C . Evidence for educational and youth work interventions (Prevention model)
There is highly processed and review-level evidence that school-based interventions which focus on psychosocial and developmental skills can be effective in reducing drug use.
Although some study quality limitations were noted there is highly processed evidence from a Cochrane review (2005) that showed consistent results from skills-based interventions (programmes developing drug knowledge, decision-making skills, peer resistance and self-esteem) as the most effective of school-based interventions in reducing drug use (compared to usual curricula). 
In their review of the evidence for a Lancet Addiction Series, Strang et al (2012) suggest that economic analyses of psychosocial developmental interventions (personality targeted coping skills programmes) among school-aged adolescents are cost-effective even with the small to medium effects due to substantial lifetime benefits of even slightly lower rates of early drug or alcohol use. 

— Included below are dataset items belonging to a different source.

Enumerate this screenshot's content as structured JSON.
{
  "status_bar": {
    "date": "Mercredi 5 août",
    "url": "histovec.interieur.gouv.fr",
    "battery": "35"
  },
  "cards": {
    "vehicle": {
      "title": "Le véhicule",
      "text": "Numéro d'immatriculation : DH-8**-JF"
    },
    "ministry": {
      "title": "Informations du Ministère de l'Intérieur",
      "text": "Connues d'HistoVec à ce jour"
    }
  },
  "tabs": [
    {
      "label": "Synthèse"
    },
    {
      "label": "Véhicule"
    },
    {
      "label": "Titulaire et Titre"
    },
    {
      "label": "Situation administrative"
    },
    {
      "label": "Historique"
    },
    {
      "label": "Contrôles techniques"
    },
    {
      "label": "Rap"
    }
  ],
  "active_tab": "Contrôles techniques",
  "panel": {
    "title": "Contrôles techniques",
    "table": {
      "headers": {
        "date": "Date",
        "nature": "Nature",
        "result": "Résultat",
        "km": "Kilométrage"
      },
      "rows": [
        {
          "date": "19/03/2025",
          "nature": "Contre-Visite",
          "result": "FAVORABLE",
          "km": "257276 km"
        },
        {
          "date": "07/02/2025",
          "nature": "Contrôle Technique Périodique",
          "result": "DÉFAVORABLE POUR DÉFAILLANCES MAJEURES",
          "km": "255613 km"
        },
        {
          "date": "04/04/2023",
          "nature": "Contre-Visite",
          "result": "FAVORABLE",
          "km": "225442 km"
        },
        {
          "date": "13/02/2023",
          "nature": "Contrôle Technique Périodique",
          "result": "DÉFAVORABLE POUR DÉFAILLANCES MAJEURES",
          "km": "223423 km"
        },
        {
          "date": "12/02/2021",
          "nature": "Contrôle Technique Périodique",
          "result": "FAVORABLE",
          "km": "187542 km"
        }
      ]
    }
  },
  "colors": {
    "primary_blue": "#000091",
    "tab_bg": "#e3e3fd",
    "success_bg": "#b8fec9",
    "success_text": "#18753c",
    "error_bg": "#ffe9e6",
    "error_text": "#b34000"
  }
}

Scottish policy and practice note
NHS Health Scotland’s (2014) Health Inequalities Policy Review for the Scottish Ministerial Task Force on Health Inequalities highlights that education and learning are a key area for intervention to address health inequalities. Good-quality education provides core life skills to increase employability, mental health and wellbeing, resilience and social inclusion.

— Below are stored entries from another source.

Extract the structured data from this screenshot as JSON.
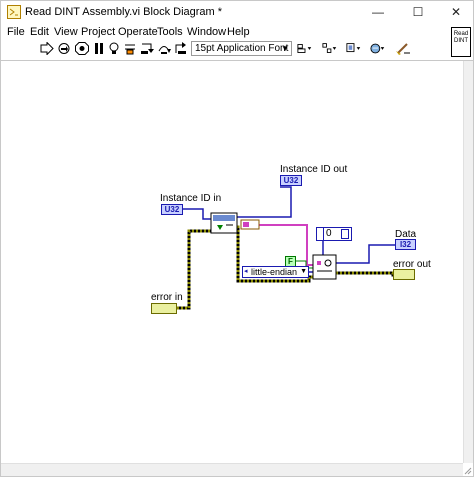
{
  "window": {
    "title": "Read DINT Assembly.vi Block Diagram *",
    "minimize": "—",
    "maximize": "☐",
    "close": "✕"
  },
  "menu": [
    "File",
    "Edit",
    "View",
    "Project",
    "Operate",
    "Tools",
    "Window",
    "Help"
  ],
  "toolbar": {
    "font": "15pt Application Font"
  },
  "connector_pane": {
    "line1": "Read",
    "line2": "DINT"
  },
  "diagram": {
    "instance_id_in": {
      "label": "Instance ID in",
      "type": "U32"
    },
    "instance_id_out": {
      "label": "Instance ID out",
      "type": "U32"
    },
    "data": {
      "label": "Data",
      "type": "I32"
    },
    "error_in": {
      "label": "error in"
    },
    "error_out": {
      "label": "error out"
    },
    "endian": {
      "value": "little-endian"
    },
    "const_zero": "0",
    "bool_const": "F"
  },
  "colors": {
    "numeric_wire": "#1a1ab0",
    "error_wire": "#8a8a00",
    "variant_wire": "#d040c0",
    "bool_wire": "#008000"
  }
}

Reversing the Trend is a joint project involving six voluntary youth work organisations, Lloyds TSB Foundation for Scotland’s Partnership Drugs Initiative, and Evaluation Support Scotland about the role the youth sector plays in preventing problem substance use by young people.
The purpose is to offer an insight into what outcomes can be achieved by providing preventative approaches from universal help through to more specialist support for young people – and how to evaluate them. The resource focuses on substance use but recognises youth work also contributes to other cross-cutting issues facing young people.